A soli 16 anni Carlotta Ragazzini è una delle promesse del pongismo paralimpico azzurro. Nata a Faenza (Ravenna), ha già vinto medaglie ai Campionati europei giovanili e ai Campionati Italiani. E pensare che il suo approccio al tennistavolo è nato per caso, inseguendo il suono di una pallina mentre era ricoverata all’istituto di Montecatone per un periodo di riabilitazione a seguito di un intervento di stabilizzazione alla colonna vertebrale.

“Una sera, per puro caso, ho sentito il rumore di palline da ping pong provenire dallo spazio dedicato dalla struttura alle attività ludico-ricreative. Incuriosita, sono salita e ho trovato Vincenzo Andalò e Davide Scazzieri che stavano insegnando ad altri pazienti ed ex-pazienti la pratica del tennistavolo”, racconta in un’intervista pubblicata sul sito della Fitet (Federazione italiana tennistavolo).

È stata quella sera che, per la prima volta, Carlotta ha preso in mano una racchetta. “In un momento della mia vita non felice ho avuto l’occasione di trovare una passione che mi sta cambiando la vita, senza dubbio in meglio”. Grazie al suo talento e al sostegno della società “Lo sport è vita”, il passo all’agonismo è stato breve. Mentre era ancora a Montecatone, ha fatto infatti colpo sull’allenatore della Nazionale paralimpica di tennistavolo, Alessandro Arcigli, invitato da Scazzieri proprio per vederla giocare. Di lì a poco, i suoi primi Campionati italiani dove ha iniziato a prendere confidenza con gli altri atleti.

“Ho trovato fin dal primo momento un ambiente accogliente, mi sono sentita subito a mio agio, a prescindere dall’età e dalla disabilità. In quel momento ho iniziato a capire che forse il tennistavolo avrebbe potuto essere davvero la mia passione, anche se la piena consapevolezza l’ho acquisita col tempo”. Dimessa dall’istituto di riabilitazione, ha continuato ad allenarsi con “Lo sport è vita” e a partecipare a tornei italiani e internazionali.

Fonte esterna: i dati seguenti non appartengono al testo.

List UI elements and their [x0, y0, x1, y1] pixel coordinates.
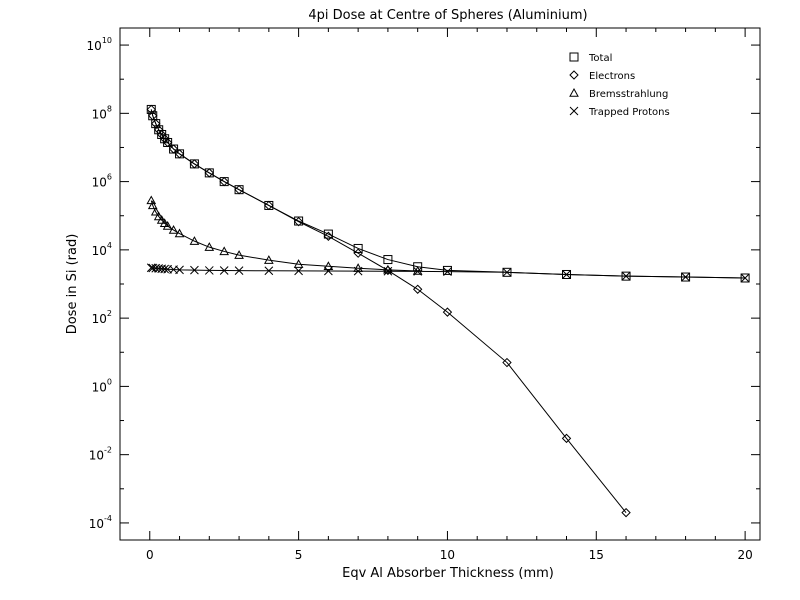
data-point-trapped-protons: [502, 267, 512, 277]
data-point-trapped-protons: [681, 272, 690, 282]
data-point-trapped-protons: [234, 266, 244, 276]
legend-marker-bremsstrahlung: [569, 87, 579, 97]
data-point-total: [442, 265, 452, 275]
series-trapped-protons: [146, 263, 750, 283]
y-tick-label: 106: [92, 173, 112, 190]
data-point-trapped-protons: [204, 266, 214, 275]
data-point-electrons: [234, 184, 244, 195]
y-tick-labels: 10-4 10-2 100 102 104 106 108 1010: [87, 36, 112, 531]
x-tick-label: 5: [295, 548, 303, 562]
y-tick-label: 10-2: [89, 446, 112, 463]
data-point-bremsstrahlung: [146, 195, 157, 205]
data-point-trapped-protons: [562, 270, 571, 279]
x-tick-label: 15: [589, 548, 604, 562]
series-line-electrons: [150, 109, 627, 513]
data-point-electrons: [442, 307, 453, 317]
data-point-electrons: [204, 168, 215, 178]
data-point-electrons: [353, 248, 363, 258]
data-point-bremsstrahlung: [153, 211, 164, 221]
data-point-electrons: [561, 433, 572, 444]
legend: Total Electrons Bremsstrahlung Trapped Prot…: [569, 52, 670, 118]
data-point-total: [353, 243, 363, 253]
legend-marker-total: [569, 52, 579, 62]
data-point-electrons: [162, 137, 173, 148]
data-point-trapped-protons: [175, 265, 184, 275]
legend-marker-trapped-protons: [569, 106, 579, 116]
data-point-bremsstrahlung: [204, 242, 215, 251]
chart-title: 4pi Dose at Centre of Spheres (Aluminium…: [308, 8, 587, 23]
legend-label-trapped-protons: Trapped Protons: [588, 107, 670, 118]
data-point-bremsstrahlung: [162, 220, 173, 230]
data-point-trapped-protons: [160, 264, 170, 274]
data-point-bremsstrahlung: [174, 228, 185, 238]
y-tick-label: 100: [92, 377, 112, 394]
axis-ticks: [120, 28, 760, 540]
data-point-bremsstrahlung: [293, 259, 304, 268]
legend-marker-electrons: [569, 70, 579, 80]
data-point-trapped-protons: [190, 265, 199, 275]
data-point-trapped-protons: [383, 266, 393, 276]
x-tick-label: 10: [440, 548, 455, 562]
data-point-bremsstrahlung: [234, 250, 244, 259]
data-point-trapped-protons: [413, 267, 423, 276]
data-point-electrons: [148, 111, 158, 121]
y-axis-label: Dose in Si (rad): [65, 234, 80, 335]
data-point-bremsstrahlung: [323, 261, 334, 271]
y-tick-label: 108: [92, 104, 112, 121]
x-axis-label: Eqv Al Absorber Thickness (mm): [342, 566, 554, 581]
data-point-electrons: [174, 149, 185, 159]
y-tick-label: 10-4: [89, 514, 112, 531]
y-tick-label: 104: [92, 241, 112, 258]
data-point-trapped-protons: [294, 266, 303, 276]
data-point-electrons: [168, 144, 179, 154]
data-point-electrons: [621, 507, 631, 518]
x-tick-label: 20: [737, 548, 752, 562]
data-point-electrons: [412, 284, 423, 294]
data-point-bremsstrahlung: [156, 214, 167, 224]
data-point-trapped-protons: [621, 271, 631, 281]
data-point-trapped-protons: [353, 266, 363, 276]
data-point-electrons: [156, 129, 167, 140]
legend-label-electrons: Electrons: [589, 71, 635, 82]
series-bremsstrahlung: [146, 195, 423, 275]
plot-frame: [119, 27, 761, 541]
data-point-bremsstrahlung: [147, 200, 158, 210]
data-point-bremsstrahlung: [263, 255, 274, 264]
data-point-electrons: [323, 231, 334, 241]
data-point-bremsstrahlung: [219, 246, 230, 256]
series-total: [146, 104, 750, 283]
data-point-trapped-protons: [264, 266, 274, 276]
data-point-electrons: [189, 159, 200, 169]
series-electrons: [146, 104, 631, 518]
data-point-electrons: [264, 200, 274, 211]
data-point-electrons: [159, 134, 170, 144]
data-point-trapped-protons: [219, 266, 229, 275]
data-point-electrons: [293, 216, 304, 227]
data-point-trapped-protons: [740, 273, 750, 283]
data-point-bremsstrahlung: [412, 265, 423, 275]
legend-label-total: Total: [588, 53, 612, 64]
data-point-electrons: [219, 176, 229, 187]
data-point-electrons: [502, 357, 512, 368]
data-point-bremsstrahlung: [150, 206, 161, 216]
x-tick-labels: 0 5 10 15 20: [146, 548, 753, 562]
data-point-total: [383, 255, 393, 265]
legend-label-bremsstrahlung: Bremsstrahlung: [589, 89, 668, 100]
data-point-trapped-protons: [443, 267, 452, 277]
data-point-electrons: [151, 118, 161, 129]
x-tick-label: 0: [146, 548, 154, 562]
data-point-bremsstrahlung: [189, 236, 200, 245]
y-tick-label: 102: [92, 309, 112, 326]
data-point-trapped-protons: [324, 266, 333, 276]
series-layer: [146, 104, 750, 518]
y-tick-label: 1010: [87, 36, 112, 53]
data-point-bremsstrahlung: [168, 225, 179, 234]
series-line-bremsstrahlung: [150, 200, 418, 272]
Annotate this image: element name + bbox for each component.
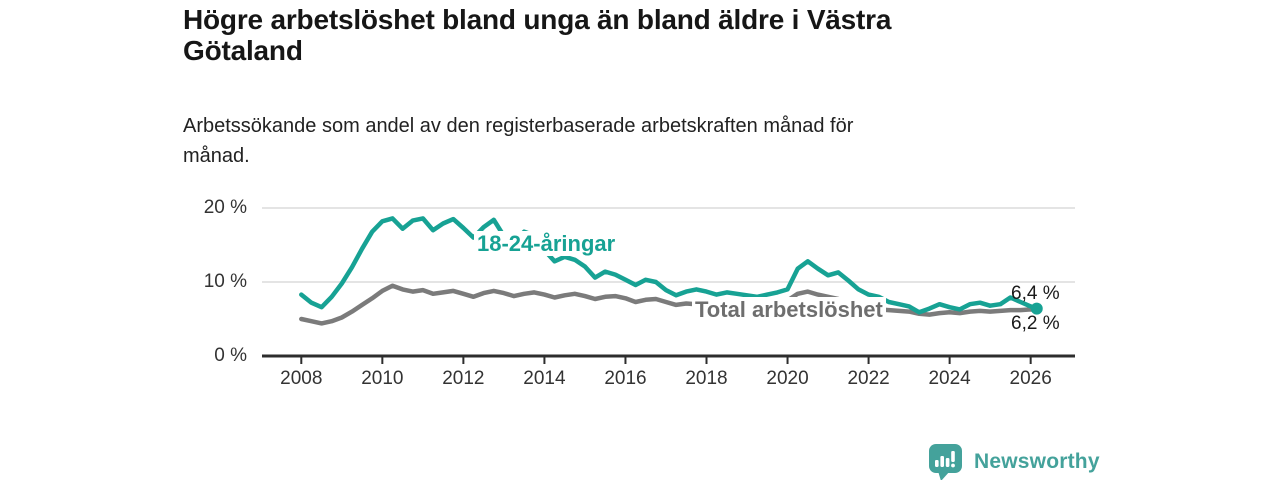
series-line-young (299, 216, 1039, 315)
x-tick-label: 2020 (766, 368, 809, 389)
x-tick-label: 2018 (685, 368, 728, 389)
x-tick-label: 2024 (928, 368, 971, 389)
x-tick-label: 2010 (361, 368, 404, 389)
y-tick-label: 20 % (203, 197, 247, 218)
x-tick-label: 2008 (280, 368, 323, 389)
bar-chart-speech-bubble-icon (929, 444, 962, 480)
newsworthy-logo: Newsworthy (928, 443, 1100, 480)
series-label-total: Total arbetslöshet (692, 297, 886, 322)
series-label-young: 18-24-åringar (474, 231, 619, 256)
x-tick-label: 2014 (523, 368, 566, 389)
page-subtitle: Arbetssökande som andel av den registerb… (183, 115, 854, 167)
y-tick-label: 0 % (214, 345, 247, 366)
x-tick-label: 2016 (604, 368, 647, 389)
endpoint-dot (1030, 302, 1043, 315)
end-value-label-total: 6,2 % (1011, 313, 1060, 334)
y-tick-label: 10 % (203, 271, 247, 292)
x-tick-label: 2026 (1009, 368, 1052, 389)
x-tick-label: 2012 (442, 368, 485, 389)
newsworthy-wordmark: Newsworthy (974, 450, 1100, 473)
x-tick-label: 2022 (847, 368, 890, 389)
page-title: Högre arbetslöshet bland unga än bland ä… (183, 4, 892, 66)
end-value-label-young: 6,4 % (1011, 283, 1060, 304)
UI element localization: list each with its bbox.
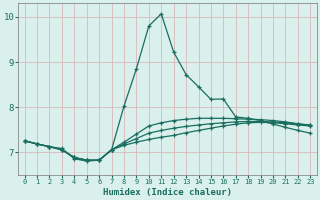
X-axis label: Humidex (Indice chaleur): Humidex (Indice chaleur) bbox=[103, 188, 232, 197]
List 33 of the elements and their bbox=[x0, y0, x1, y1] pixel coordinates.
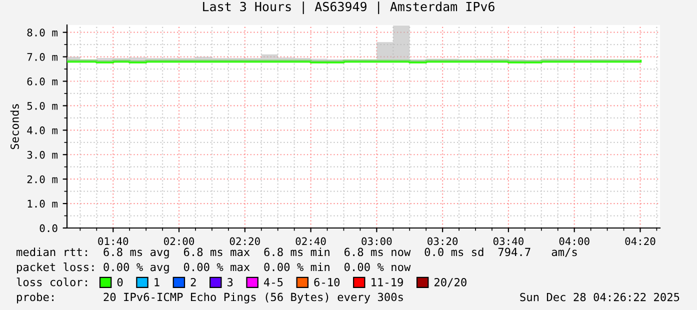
text: median rtt: 6.8 ms avg 6.8 ms max 6.8 ms min 6.8 ms now 0.0 ms sd 794.7 am/s bbox=[16, 248, 577, 258]
x-tick-label: 04:20 bbox=[625, 237, 656, 246]
legend-label: 1 bbox=[154, 278, 160, 286]
legend-label: 3 bbox=[227, 278, 233, 286]
chart-title: Last 3 Hours | AS63949 | Amsterdam IPv6 bbox=[203, 2, 494, 14]
y-axis-title: Seconds bbox=[10, 104, 19, 150]
y-tick-label: 3.0 m bbox=[27, 150, 58, 159]
x-tick-label: 03:00 bbox=[362, 237, 392, 246]
y-tick-label: 8.0 m bbox=[27, 28, 58, 36]
y-tick-label: 2.0 m bbox=[27, 175, 58, 184]
y-tick-label: 5.0 m bbox=[27, 102, 58, 110]
y-tick-label: 6.0 m bbox=[27, 78, 58, 86]
y-tick-label: 7.0 m bbox=[27, 53, 58, 61]
x-tick-label: 04:00 bbox=[559, 237, 590, 246]
x-tick-label: 02:00 bbox=[164, 237, 194, 246]
text: packet loss: 0.00 % avg 0.00 % max 0.00 % min 0.00 % now bbox=[17, 262, 411, 274]
x-tick-label: 02:40 bbox=[296, 237, 326, 246]
x-tick-label: 02:20 bbox=[230, 237, 260, 246]
y-tick-label: 0.0 bbox=[40, 224, 58, 232]
x-tick-label: 01:40 bbox=[98, 237, 128, 246]
text: Sun Dec 28 04:26:22 2025 bbox=[520, 292, 680, 302]
legend-label: 11-19 bbox=[372, 278, 403, 286]
y-tick-label: 4.0 m bbox=[27, 126, 58, 134]
text: probe: 20 IPv6-ICMP Echo Pings (56 Bytes) every 300s bbox=[17, 292, 403, 304]
legend-title: loss color: bbox=[16, 278, 87, 286]
legend-label: 20/20 bbox=[434, 278, 466, 288]
legend-label: 2 bbox=[190, 278, 196, 286]
x-tick-label: 03:40 bbox=[493, 237, 524, 246]
legend-label: 6-10 bbox=[314, 278, 340, 286]
y-tick-label: 1.0 m bbox=[28, 200, 58, 208]
legend-label: 4-5 bbox=[264, 278, 283, 286]
x-tick-label: 03:20 bbox=[428, 237, 458, 246]
legend-label: 0 bbox=[117, 278, 123, 286]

“Quello che è successo a me, cioè scoprire la mia passione, seppur in un luogo, un momento e un modo totalmente inaspettato, può accadere a tutti. Trovare uno sport o una passione per sentirsi realizzato, a prescindere dalla propria disabilità, è qualcosa che auguro a tutti. È molto difficile conciliare tutti gli impegni, ma le soddisfazioni che stanno cominciando ad arrivare mi rendono molto felice, perciò sono molto motivata e non ho alcun timore nell’affrontare le difficoltà. Questa esperienza mi sta trasmettendo molti stimoli, che non avrei mai immaginato”.